Cell Power or Beam Me Up, Scotty
During summer vacation we observed over a period of a week our national addiction to cell phones. A few examples, but by no means all, follow.
In the Amtrak Station in Milwaukee a young man discussed his recent college graduation and then proceeded to describe his new apartment in the minutest detail. This conversation went on for 25 minutes. (The train was late.) The talker was oblivious to a least 30 other people who were rolling their eyes as we all waited together for the train.
A teenager, also waiting for the train, was wearing very shredded jeans, a tank top and flip-flops. I surreptitiously took notes on her conversation, which proceeded as follows: “Wow. Cool. Yeah. Oh, exactly. Don’t freak when you see my stuff. Wow. Cool. Really? Hee hee. OK. OK Cool. Cool. That’s very cool. I’m addicted to that stuff. I like lotion anyway. Yeah, it’s cool. OK. Yeah. Well the train’s coming. Cool. Bye.”
On the train, a young woman seated across the isle from us talked non-stop for almost an hour. We gave up trying to read anything – even a magazine. A man in the seat in front of us proceeded to haggle and finally close a business deal after talking for 45 minutes. We could not read. We could not even take a nap. In the dining car, two men at two different tables were also gabotah-ing on cells (in other words they never shut up).
When we reached our destination, we hailed a taxi. After we settled in the cab, the driver who was talking on a cell phone attached to his head went on for the whole $17 trip to our B & B. Once he knew our destination, he never directly addressed us during the entire ride. We climbed out and paid the driver who took the money, nodded and drove off talking, talking, talking.

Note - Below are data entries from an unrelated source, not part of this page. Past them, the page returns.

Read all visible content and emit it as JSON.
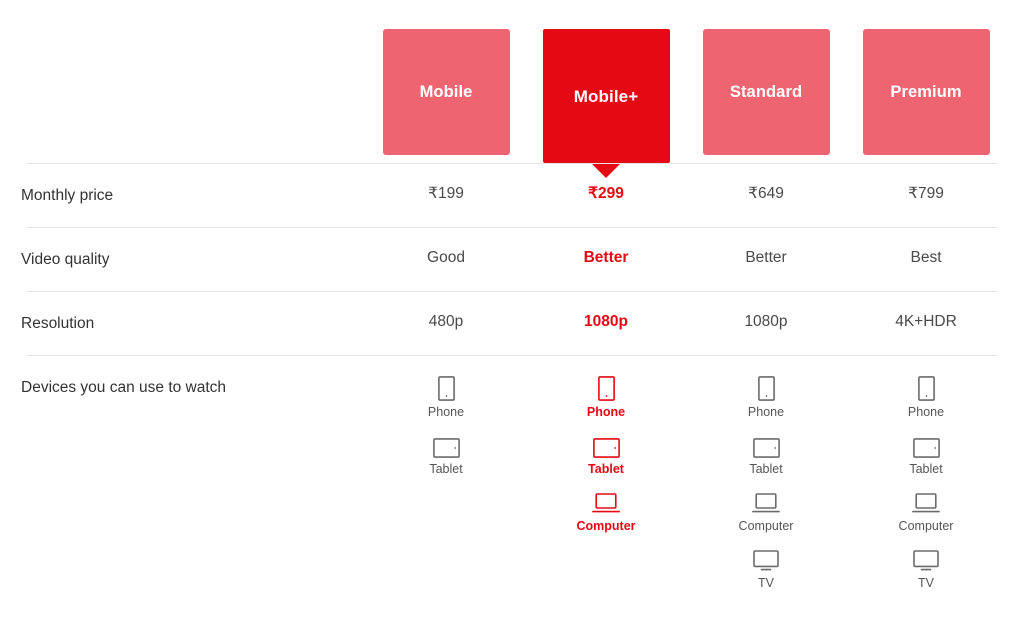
{
  "table": {
    "plans": [
      {
        "name": "Mobile",
        "selected": false
      },
      {
        "name": "Mobile+",
        "selected": true
      },
      {
        "name": "Standard",
        "selected": false
      },
      {
        "name": "Premium",
        "selected": false
      }
    ],
    "rows": [
      {
        "label": "Monthly price",
        "values": [
          "₹199",
          "₹299",
          "₹649",
          "₹799"
        ]
      },
      {
        "label": "Video quality",
        "values": [
          "Good",
          "Better",
          "Better",
          "Best"
        ]
      },
      {
        "label": "Resolution",
        "values": [
          "480p",
          "1080p",
          "1080p",
          "4K+HDR"
        ]
      }
    ],
    "devices_row": {
      "label": "Devices you can use to watch",
      "columns": [
        [
          {
            "icon": "phone-icon",
            "label": "Phone"
          },
          {
            "icon": "tablet-icon",
            "label": "Tablet"
          }
        ],
        [
          {
            "icon": "phone-icon",
            "label": "Phone"
          },
          {
            "icon": "tablet-icon",
            "label": "Tablet"
          },
          {
            "icon": "computer-icon",
            "label": "Computer"
          }
        ],
        [
          {
            "icon": "phone-icon",
            "label": "Phone"
          },
          {
            "icon": "tablet-icon",
            "label": "Tablet"
          },
          {
            "icon": "computer-icon",
            "label": "Computer"
          },
          {
            "icon": "tv-icon",
            "label": "TV"
          }
        ],
        [
          {
            "icon": "phone-icon",
            "label": "Phone"
          },
          {
            "icon": "tablet-icon",
            "label": "Tablet"
          },
          {
            "icon": "computer-icon",
            "label": "Computer"
          },
          {
            "icon": "tv-icon",
            "label": "TV"
          }
        ]
      ]
    },
    "colors": {
      "accent": "#E50914",
      "card": "#EE6571",
      "text": "#333333",
      "muted": "#4A4A4A",
      "divider": "#E6E6E6"
    }
  }
}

When we got to our room we noticed that there was no telephone. I asked the owner why and he replied that everyone has cell phones anyway. I smiled, knowing that yes, we too had brought ours.
We went to dinner with our daughter to meet her “significant other.” He was supposed to meet us at the restaurant but he wasn’t there. We got a table, sat down and our daughter picked up her phone. She dialed a number, waited a moment, then said, “Hi Sweetie. Where are you?” She looked up and waved at the door. He was just entering the restaurant. During the meal, we noticed that there was a man sitting near us who was talking on his cell. We couldn’t help but notice that he stayed at it through most of his meal. Later, as we walked to the theater, we joined a throng navigating an intersection. A quick glance informed us that probably 199 out of 201 people were talking their way across Broadway. After the show, our daughter informed us that two teenagers sitting behind them (we were in different places in the theater) were texting during the entire Tony Award winning show.
The next morning our son was to pick us up at our B & B. He lives a block and a half away. He called us to tell us he was “still on.” (Whatever happened to feet?) That afternoon our daughter wanted to take us to visit a nearby art gallery which is owned by a friend. It took three cell calls to settle on a good time. Then we spent some time at the Museum of Natural History. Later, as we stood outside the museum, our daughter consulted with her brother about meeting us. We listened to her side of the conversation. Here’s how it went. “Hi, where are you?…Where?…But I don’t see you…I am telling you we are right in front of the entrance…You don’t see us?…OK. Do you see those guys in Revolutionary War uniforms talking on cell phones? (It was the 4th of July) …Yeah. You’re parked beside them? …OK. Drive up three cars and here we are.” As he drove up, he closed his cell phone, grinned out the window and said “Ah, there you are!” (Because our son is a monk, he wears long robes. When his cell rings, he digs down into unknown depths to retrieve it. My husband, Henry, says he doesn’t want to know where he keeps it.)
On our return trip home cell conversations took place behind us, before us, and beside us. And we used our cell to finalize meeting a friend who was picking us up at the station. (We never leave our car at the station for several days.)
Now cell phones have added incalculable convenience to the way we live. It all started with email of course and with it our compulsion for instant answers. How many times have you gotten a phone call from someone who wanted to know if you received an email that was sent 10 minutes ago?
But there is a more serious issue here. On the News Hour on Public Television at 6 pm on September 30, 2009, it was reported that there is a new concern about the use of cell phones while driving. At least talking allows the driver to keep eyes on the road. Texting does not. According to this news report the risk of an accident is 23 times greater with texting. Ray LaHood of the U. S. Department of Transportation reported that over a half a million people have been hurt or killed in accidents involving texting. Texters may look down at the cell for only a few seconds at a time but that is all it takes. According to LaHood, texting during driving has reached “epidemic proportions.”
Perhaps it is time for us to balance convenience, obsession or whim with a little common sense.